Cornyn and Sessions turned over a portion of their donations to charity and kept the rest.
Angela Shaw has been to Washington 50 times in the last two years pleading for victims' relief. "I never could have imagined that I would expend this kind of effort in life, trying to force the U.S. government to follow its own laws," she said.
Among her concerns is the behavior of the Securities Investors Protection Corporation, SIPC. Most of Stanford's brokers in the United States were insured by SIPC, which is supposed to insure investors for losses of up to $500,000.
SIPC ruled that it would cover the victims of Bernard Madoff's Ponzi scheme, but not those of Allen Stanford.
At least not so far.
An SEC panel ruled SIPC should cover Stanford's investors, but SIPC has not yet announced whether it would execute the SEC's decision.
"We are constantly banging our heads against the wall, trying to see what other avenues we can pursue to try to recover these monies for investors," said attorney Ed Snyder of San Antonio, who is on an investors committee in the Dallas proceeding.
Although Stanford is charged with stealing more than $7 billion, Snyder says the sums remaining and traceable are much lower than that — in the hundreds of millions.
Attorneys recently told a Dallas judge that the biggest pot of remaining money is in frozen accounts in Switzerland and the UK, probably amounting to about $300 million.
Stanford's five-jet air force, his yacht, and most of his real estate have already been sold, with some of the proceeds going to fund the shutdown and evaluation of his empire.
"He created this facade of companies, luxurious offices, a fleet of private jet planes, yachts around the world. He put on this beautiful, wonderful facade to trick all of these investors into believing that this was a legitimate deal," Snyder said. "In fact, the sole purpose of it was to basically steal all the money."
At age 86, Stanford investor Sam Kogutt has fought a lot of battles in his life. He served with the U.S. Army in both Belgium and Japan during World War II, and later struggled to build a business in Dallas.
Kogutt later sold his business to finance his retirement nest egg. Like many Stanford investors, he now strains to put what Stanford did to him and his family out of his mind.
"I think about it quite often, because I worked for forty-two-and-a-half years, to build up from zero. To build up a big company, and Stanford got most of it," Kogutt said.
At this point, all proceedings against Stanford appear to be in neutral. The beating he got in jail just might be his salvation.
"Allen Stanford says he has amnesia," attorney Ed Snyder said. "He can't remember anything about his past and what he did for 20 years there in Antigua."
Stanford is being treated for addiction to pain and anxiety medication at a federal prison in North Carolina. His criminal trial has been postponed.

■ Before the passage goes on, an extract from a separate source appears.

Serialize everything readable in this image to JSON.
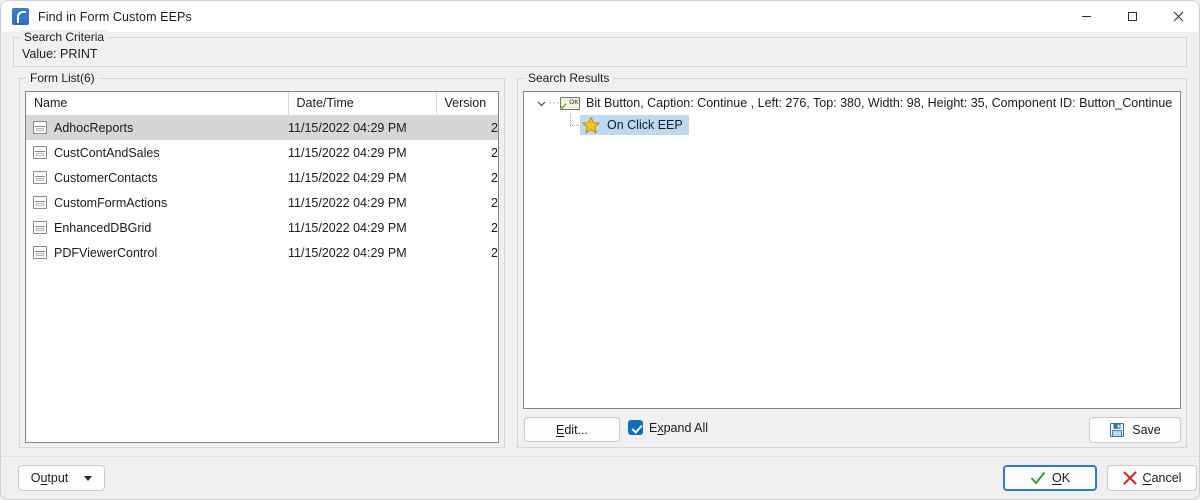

Other proceedings are stymied until the criminal proceedings take place.
The case is also extremely complex. A group of Antiguan litigators argue that they — not U.S. authorities — should be overseeing the dispersal of his assets.
All the while, the dollars that remain are dripping through the legal hourglass, and some lawyers say the victims will be lucky to retrieve one-tenth of what they lost.